Section 7 of Chapter 40A contains a statute of limitations for actions by individuals and municipalities to compel the removal, alteration, or relocation of any structure due to a zoning violation.  In Bruno v. Zoning Board of Appeals of Tisbury, the Appeals Court considered when the statute of limitations commences based on a zoning violation arising from an ANR (Approval Not Required) subdivision of land.

The Goethals owned a large lot with a single family home and guesthouse.  In 2001, the local planning board endorsed the Goethals’ plan to subdivide that lot into two parcels and, for a time, the Goethals retained both Lots.   Their guesthouse was on Lot 1 and a single family home was on Lot 2.  Lot 1 is about 12,000 square feet, whereas zoning requires a minimum lot size of 25,000 square feet for a single family home.

In August 2005, the Goethals sold Lot 2 to the Brunos.  The Goethals retained Lot 1, later improved the guest house on that Lot (allegedly in violation of zoning) and rented it out as a vacation home.   The Appeals Court agreed that, since at least 2005, there has been a single family residential use of Lot 1.
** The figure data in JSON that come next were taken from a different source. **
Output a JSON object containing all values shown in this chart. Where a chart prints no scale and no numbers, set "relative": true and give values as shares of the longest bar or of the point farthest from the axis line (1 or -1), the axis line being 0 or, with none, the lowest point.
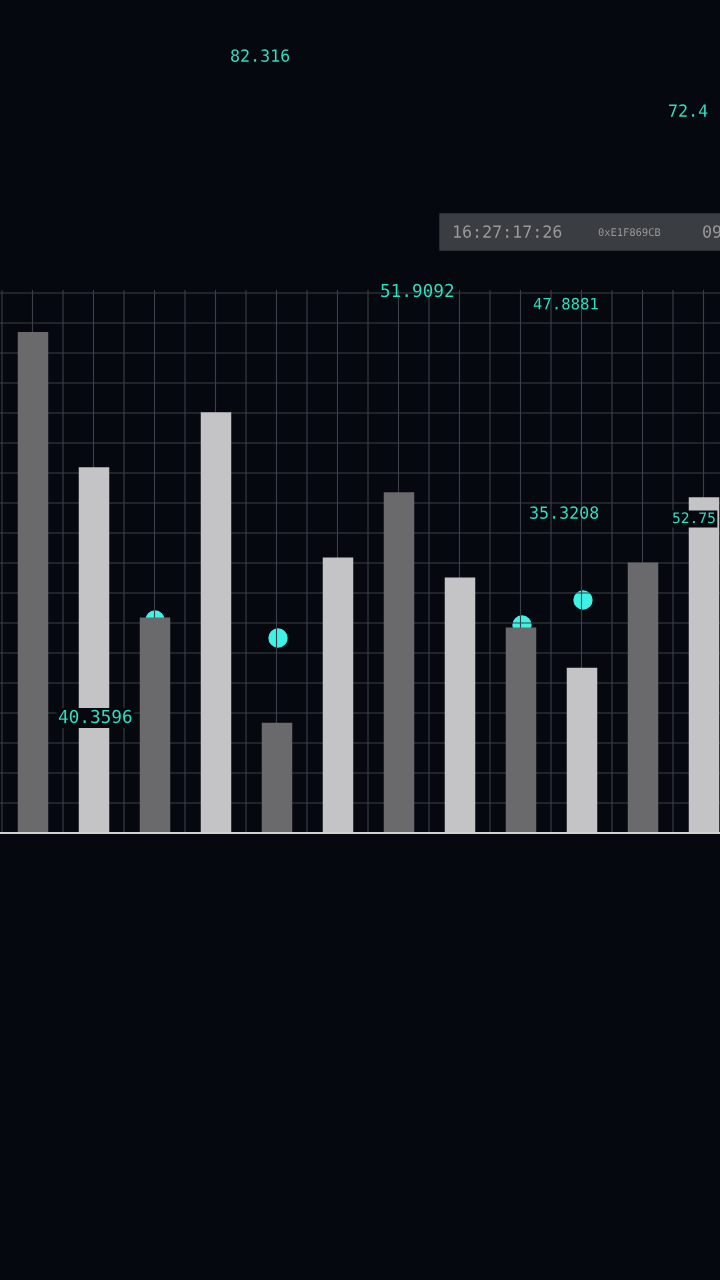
{
  "chart_data": {
    "type": "bar",
    "relative": true,
    "grid": true,
    "categories": [
      null,
      null,
      null,
      null,
      null,
      null,
      null,
      null,
      null,
      null,
      null,
      null
    ],
    "series": [
      {
        "colors": [
          "#6a6a6c",
          "#c4c4c6",
          "#6a6a6c",
          "#c4c4c6",
          "#6a6a6c",
          "#c4c4c6",
          "#6a6a6c",
          "#c4c4c6",
          "#6a6a6c",
          "#c4c4c6",
          "#6a6a6c",
          "#c4c4c6"
        ],
        "values": [
          1,
          0.73,
          0.43,
          0.84,
          0.22,
          0.55,
          0.68,
          0.51,
          0.41,
          0.33,
          0.54,
          0.67
        ]
      }
    ],
    "annotations": [
      "82.316",
      "72.4",
      "16:27:17:26",
      "0xE1F869CB",
      "09",
      "51.9092",
      "47.8881",
      "35.3208",
      "52.75",
      "40.3596"
    ]
  }
}
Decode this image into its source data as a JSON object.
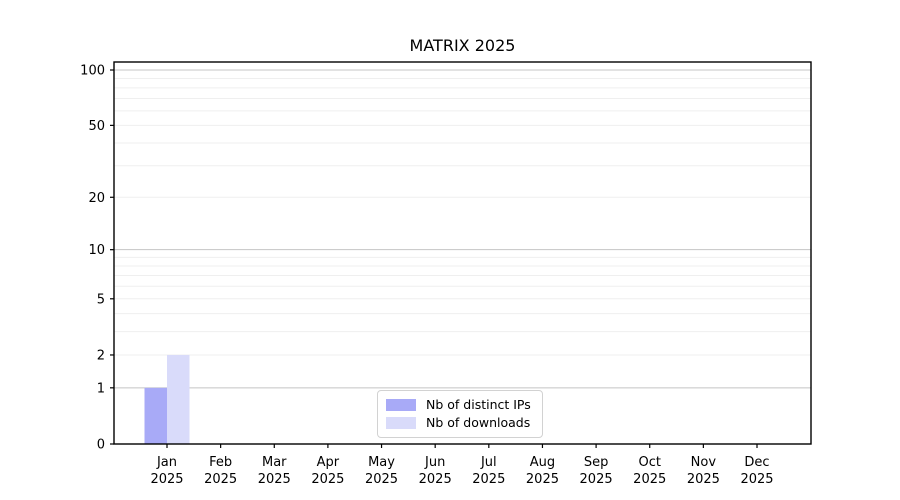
{
  "chart_data": {
    "type": "bar",
    "title": "MATRIX 2025",
    "x": {
      "months": [
        "Jan",
        "Feb",
        "Mar",
        "Apr",
        "May",
        "Jun",
        "Jul",
        "Aug",
        "Sep",
        "Oct",
        "Nov",
        "Dec"
      ],
      "year": "2025"
    },
    "categories": [
      "Jan 2025",
      "Feb 2025",
      "Mar 2025",
      "Apr 2025",
      "May 2025",
      "Jun 2025",
      "Jul 2025",
      "Aug 2025",
      "Sep 2025",
      "Oct 2025",
      "Nov 2025",
      "Dec 2025"
    ],
    "series": [
      {
        "name": "Nb of distinct IPs",
        "color": "#a8aaf7",
        "values": [
          1,
          0,
          0,
          0,
          0,
          0,
          0,
          0,
          0,
          0,
          0,
          0
        ]
      },
      {
        "name": "Nb of downloads",
        "color": "#d9dbfa",
        "values": [
          2,
          0,
          0,
          0,
          0,
          0,
          0,
          0,
          0,
          0,
          0,
          0
        ]
      }
    ],
    "y_axis": {
      "scale": "log1p",
      "ylim": [
        0,
        100
      ],
      "ticks": [
        0,
        1,
        2,
        5,
        10,
        20,
        50,
        100
      ],
      "major_grid": [
        1,
        10,
        100
      ],
      "minor_grid": [
        2,
        3,
        4,
        5,
        6,
        7,
        8,
        9,
        20,
        30,
        40,
        50,
        60,
        70,
        80,
        90
      ]
    },
    "xlabel": "",
    "ylabel": "",
    "legend": {
      "position": "lower center",
      "entries": [
        "Nb of distinct IPs",
        "Nb of downloads"
      ]
    },
    "colors": {
      "bar_distinct_ips": "#a8aaf7",
      "bar_downloads": "#d9dbfa",
      "grid_major": "#c4c4c4",
      "grid_minor": "#efefef",
      "spine": "#000000",
      "text": "#000000",
      "legend_border": "#d2d2d2"
    }
  }
}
The case arose from the Brunos’ attempt to compel the Zoning Board of Appeals to order the removal of the Goethals’ house or, in the alternative, to obtain an injunction against all uses of that house–which “would inevitably require the eventual removal of the structure all the same.”  The ten-year statute of limitations in Section 7 applies to actions intended “to compel the removal, alteration, or relocation of any structure” on the basis of a zoning violation (a six-year statute of limitations applies to actions concerning structures authorized by a building permit and being used in accordance with that permit or the use authorized by a building permit).

The issue was whether the ten-year statute of limitations began to run in 2001, as a result of the ANR endorsement that created the undersized lot, or in 2005, when the Goethals conveyed Lot 1.  In adopting the later date, the Appeals Court relied on the rule that, when adjacent nonconforming lots are held in common ownership, they are normally merged and treated as a single lot for zoning purposes.  So, when taken together, “Lots 1 and 2 formed a single conforming lot under the Goethals’ common ownership.”  That land remained a single conforming lot for zoning purposes until the 2005 conveyance.  Before that time, the Tisbury zoning enforcement officer could not have pursued an enforcement action against the Goethals.  Therefore, the statute of limitations did not start to run until they conveyed Lot 1 in 2005 and Lot 2 became nonconforming.

Under Section 7, the Brunos had until August 2015 to file and record their action.  In light of a dispute regarding whether the purported recording of the action in April 2015 was proper, the Appeals Court remanded the case to the Land Court.  The Appeals Court left unresolved whether the statute of limitations clock starts ticking on the date of the deed creating the nonconformity or the date of its recording.

This case provides a useful reminder that the doctrine of merger may complicate a zoning analysis, including with respect to the critical question of whether the statute of limitations bars a zoning enforcement action.